In present study rare-earth doped ZrO2-SiO2 glass is considered as a potential down-converter for solar energy applications. The base glass has high thermal stability and chemical durability, whereas crystalline products formed during devitrification, in particular ZrO2, can improve its optical properties. 30 ZrO2-70 SiO2 glasses doped with 1 mol % Tb3+ or 1 mol % Tb3+ and 10 mol % Yb3+ were synthetized by sol-gel method. The obtained gels were heated at different temperatures and times (1000°C : 2h, 5h, 10h, 30h; 1100°C : 2h, 5h, 10h, 30h).
By means of fluorescence spectroscopy it was found that efficiency of the down-conversion photoluminescence depends on the gel heat-treatment procedure. At the same time alteration of Tb3+ and Yb3+ emission spectra were observed, evidencing about changes in local environment of the rare-earth ions. Raman spectroscopy investigation revealed possible formation of up to 3 different crystalline phases in the samples, including monoclinic and tetragonal ZrO2. According to the XRD analysis, the latter phase found to be dominant in the samples.

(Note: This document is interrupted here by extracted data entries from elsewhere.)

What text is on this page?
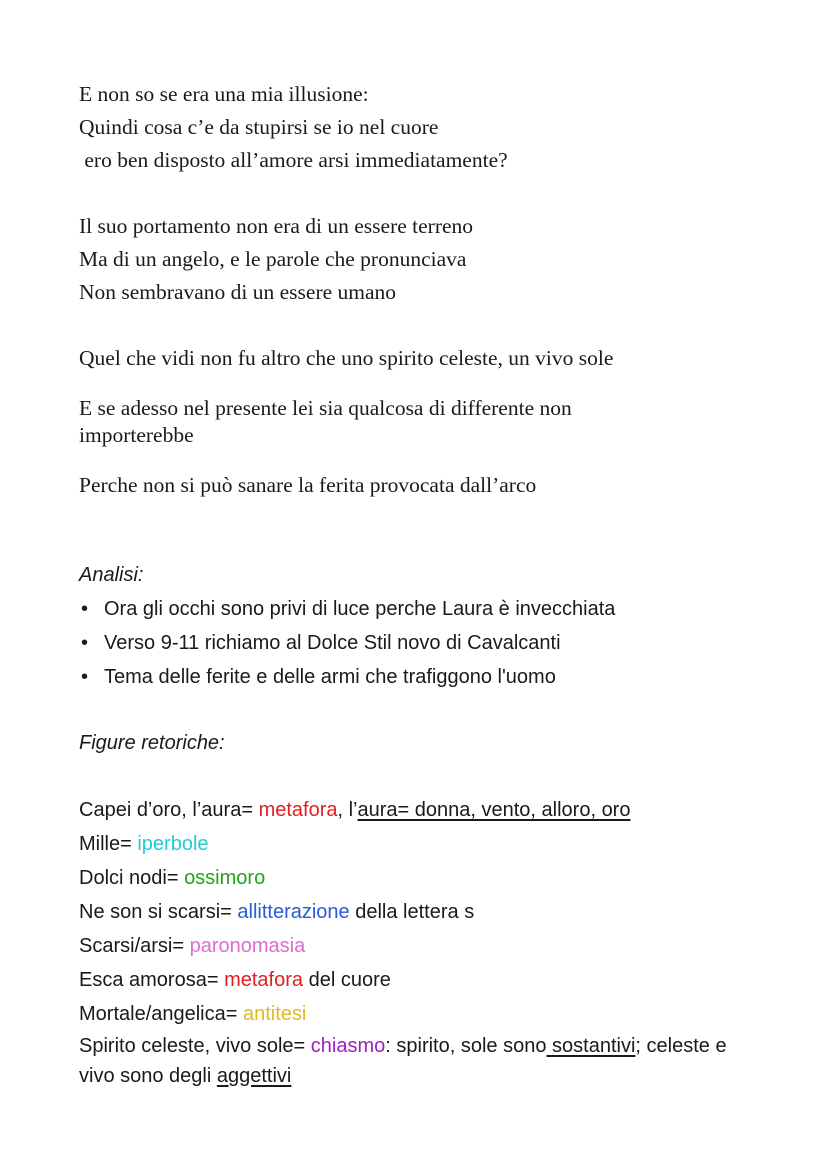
E non so se era una mia illusione:

Quindi cosa c’e da stupirsi se io nel cuore

ero ben disposto all’amore arsi immediatamente?

Il suo portamento non era di un essere terreno

Ma di un angelo, e le parole che pronunciava

Non sembravano di un essere umano

Quel che vidi non fu altro che uno spirito celeste, un vivo sole

E se adesso nel presente lei sia qualcosa di differente non importerebbe

Perche non si può sanare la ferita provocata dall’arco

Analisi:

• Ora gli occhi sono privi di luce perche Laura è invecchiata
• Verso 9-11 richiamo al Dolce Stil novo di Cavalcanti
• Tema delle ferite e delle armi che trafiggono l'uomo

Figure retoriche:

Capei d’oro, l’aura= metafora, l’aura= donna, vento, alloro, oro

Mille= iperbole

Dolci nodi= ossimoro

Ne son si scarsi= allitterazione della lettera s

Scarsi/arsi= paronomasia

Esca amorosa= metafora del cuore

Mortale/angelica= antitesi

Spirito celeste, vivo sole= chiasmo: spirito, sole sono sostantivi; celeste e vivo sono degli aggettivi
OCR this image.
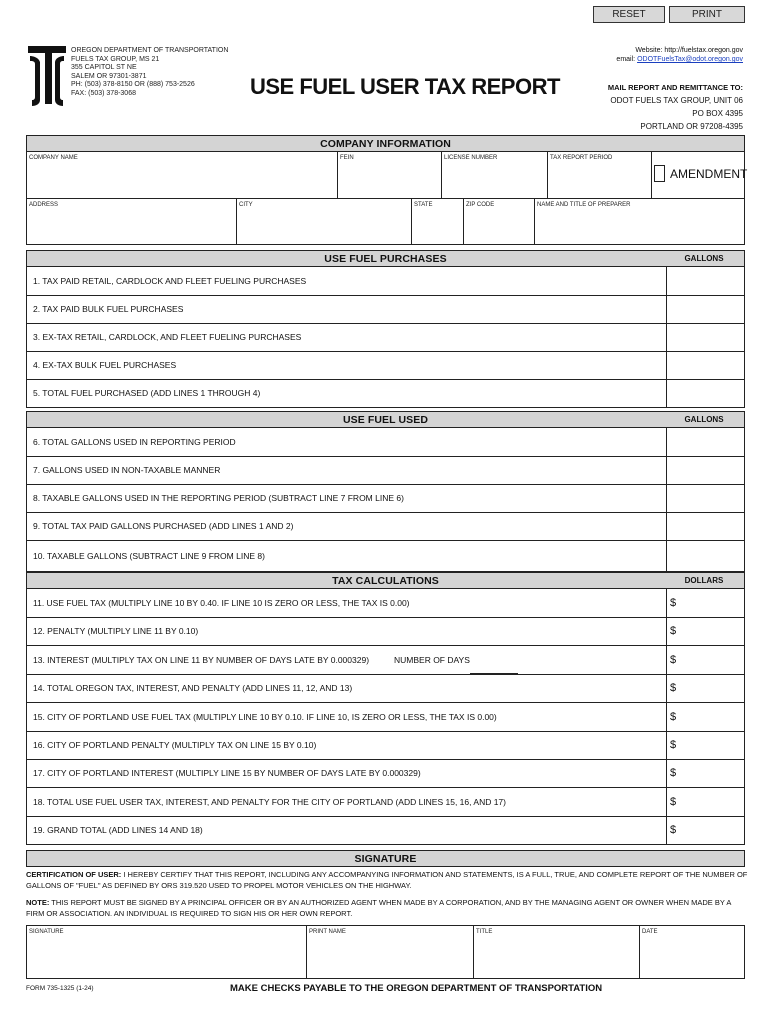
RESET	PRINT
OREGON DEPARTMENT OF TRANSPORTATION
FUELS TAX GROUP, MS 21
355 CAPITOL ST NE
SALEM OR 97301-3871
PH: (503) 378-8150 OR (888) 753-2526
FAX: (503) 378-3068	USE FUEL USER TAX REPORT
Website: http://fuelstax.oregon.gov
email: ODOTFuelsTax@odot.oregon.gov
MAIL REPORT AND REMITTANCE TO:
ODOT FUELS TAX GROUP, UNIT 06
PO BOX 4395
PORTLAND OR 97208-4395
COMPANY INFORMATION
COMPANY NAME	FEIN	LICENSE NUMBER	TAX REPORT PERIOD
AMENDMENT
ADDRESS	CITY	STATE	ZIP CODE	NAME AND TITLE OF PREPARER
USE FUEL PURCHASES	GALLONS
1. TAX PAID RETAIL, CARDLOCK AND FLEET FUELING PURCHASES
2. TAX PAID BULK FUEL PURCHASES
3. EX-TAX RETAIL, CARDLOCK, AND FLEET FUELING PURCHASES
4. EX-TAX BULK FUEL PURCHASES
5. TOTAL FUEL PURCHASED (ADD LINES 1 THROUGH 4)
USE FUEL USED	GALLONS
6. TOTAL GALLONS USED IN REPORTING PERIOD
7. GALLONS USED IN NON-TAXABLE MANNER
8. TAXABLE GALLONS USED IN THE REPORTING PERIOD (SUBTRACT LINE 7 FROM LINE 6)
9. TOTAL TAX PAID GALLONS PURCHASED (ADD LINES 1 AND 2)
10. TAXABLE GALLONS (SUBTRACT LINE 9 FROM LINE 8)
TAX CALCULATIONS	DOLLARS
11. USE FUEL TAX (MULTIPLY LINE 10 BY 0.40. IF LINE 10 IS ZERO OR LESS, THE TAX IS 0.00)	$
12. PENALTY (MULTIPLY LINE 11 BY 0.10)	$
13. INTEREST (MULTIPLY TAX ON LINE 11 BY NUMBER OF DAYS LATE BY 0.000329)	$
NUMBER OF DAYS
14. TOTAL OREGON TAX, INTEREST, AND PENALTY (ADD LINES 11, 12, AND 13)	$
15. CITY OF PORTLAND USE FUEL TAX (MULTIPLY LINE 10 BY 0.10. IF LINE 10, IS ZERO OR LESS, THE TAX IS 0.00)	$
16. CITY OF PORTLAND PENALTY (MULTIPLY TAX ON LINE 15 BY 0.10)	$
17. CITY OF PORTLAND INTEREST (MULTIPLY LINE 15 BY NUMBER OF DAYS LATE BY 0.000329)	$
18. TOTAL USE FUEL USER TAX, INTEREST, AND PENALTY FOR THE CITY OF PORTLAND (ADD LINES 15, 16, AND 17)	$
19. GRAND TOTAL (ADD LINES 14 AND 18)	$
SIGNATURE
CERTIFICATION OF USER: I HEREBY CERTIFY THAT THIS REPORT, INCLUDING ANY ACCOMPANYING INFORMATION AND STATEMENTS, IS A FULL, TRUE, AND COMPLETE REPORT OF THE NUMBER OF GALLONS OF "FUEL" AS DEFINED BY ORS 319.520 USED TO PROPEL MOTOR VEHICLES ON THE HIGHWAY.
NOTE: THIS REPORT MUST BE SIGNED BY A PRINCIPAL OFFICER OR BY AN AUTHORIZED AGENT WHEN MADE BY A CORPORATION, AND BY THE MANAGING AGENT OR OWNER WHEN MADE BY A FIRM OR ASSOCIATION. AN INDIVIDUAL IS REQUIRED TO SIGN HIS OR HER OWN REPORT.
SIGNATURE	PRINT NAME	TITLE	DATE
FORM 735-1325 (1-24)	MAKE CHECKS PAYABLE TO THE OREGON DEPARTMENT OF TRANSPORTATION
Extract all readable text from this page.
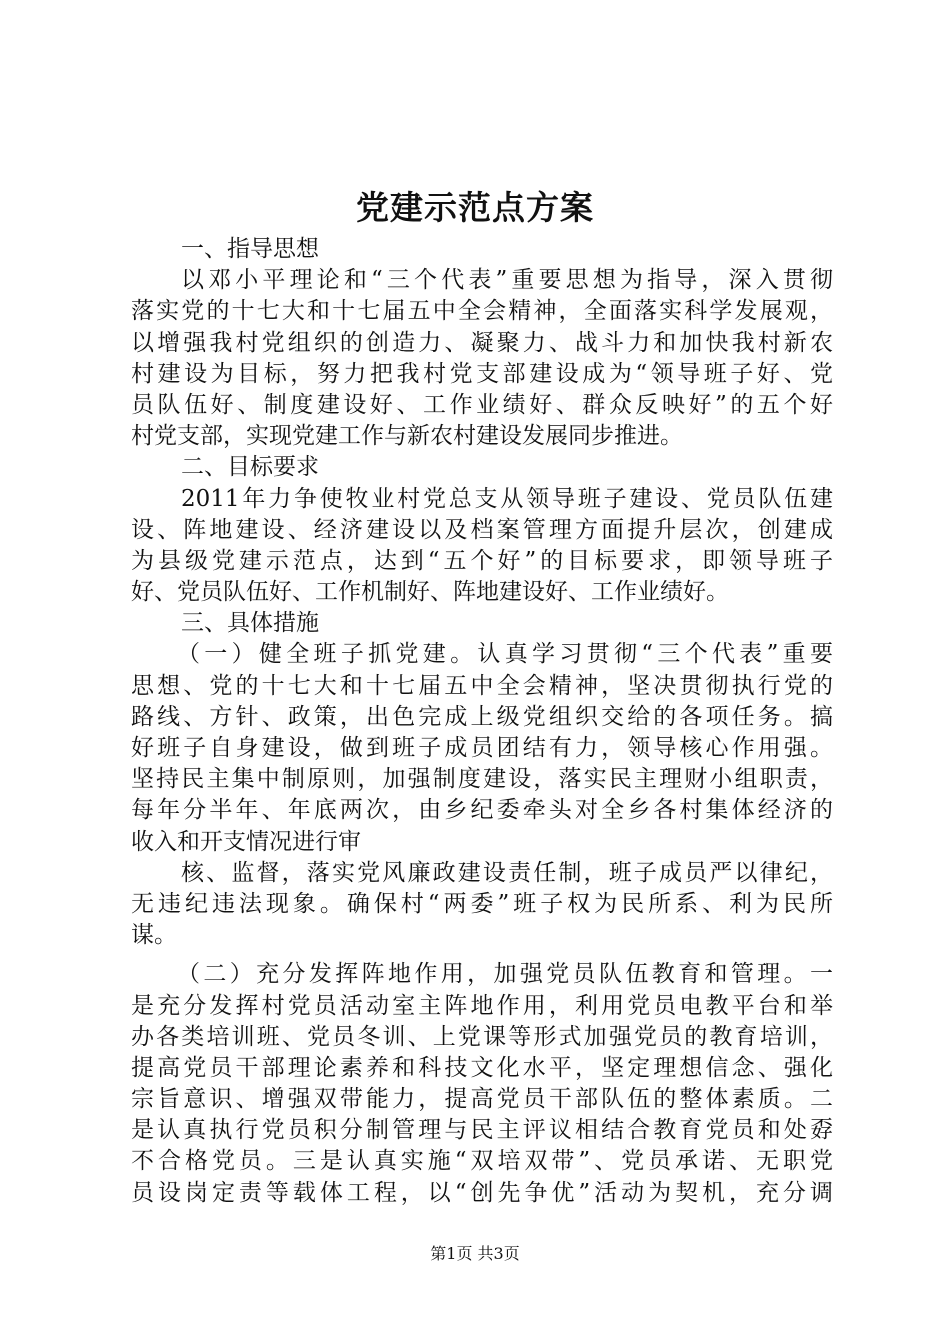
党建示范点方案
一、指导思想
以邓小平理论和“三个代表”重要思想为指导，深入贯彻
落实党的十七大和十七届五中全会精神，全面落实科学发展观，
以增强我村党组织的创造力、凝聚力、战斗力和加快我村新农
村建设为目标，努力把我村党支部建设成为“领导班子好、党
员队伍好、制度建设好、工作业绩好、群众反映好”的五个好
村党支部，实现党建工作与新农村建设发展同步推进。
二、目标要求
2011年力争使牧业村党总支从领导班子建设、党员队伍建
设、阵地建设、经济建设以及档案管理方面提升层次，创建成
为县级党建示范点，达到“五个好”的目标要求，即领导班子
好、党员队伍好、工作机制好、阵地建设好、工作业绩好。
三、具体措施
（一）健全班子抓党建。认真学习贯彻“三个代表”重要
思想、党的十七大和十七届五中全会精神，坚决贯彻执行党的
路线、方针、政策，出色完成上级党组织交给的各项任务。搞
好班子自身建设，做到班子成员团结有力，领导核心作用强。
坚持民主集中制原则，加强制度建设，落实民主理财小组职责，
每年分半年、年底两次，由乡纪委牵头对全乡各村集体经济的
收入和开支情况进行审
核、监督，落实党风廉政建设责任制，班子成员严以律纪，
无违纪违法现象。确保村“两委”班子权为民所系、利为民所
谋。
（二）充分发挥阵地作用，加强党员队伍教育和管理。一
是充分发挥村党员活动室主阵地作用，利用党员电教平台和举
办各类培训班、党员冬训、上党课等形式加强党员的教育培训，
提高党员干部理论素养和科技文化水平，坚定理想信念、强化
宗旨意识、增强双带能力，提高党员干部队伍的整体素质。二
是认真执行党员积分制管理与民主评议相结合教育党员和处孬
不合格党员。三是认真实施“双培双带”、党员承诺、无职党
员设岗定责等载体工程，以“创先争优”活动为契机，充分调
第1页 共3页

To understand influence of these crystalline phases on the luminescence properties several micro-2D maps under 488, 532 and 780 nm laser excitation were collected, allowing to correlate emission of the rare-earth ions with the host matrix structural changes. It was demonstrated that the observed alteration of the emission spectra is largely related to the incorporation of Tb3+ and Yb3+ into the crystalline phases. It is shown that the final performance of the down-conversion is determined by efficiency of Tb-Yb energy transfer as well as the ions emission itself in the different phases formed and redistribution of the rare-earth elements during devitrification of the glass.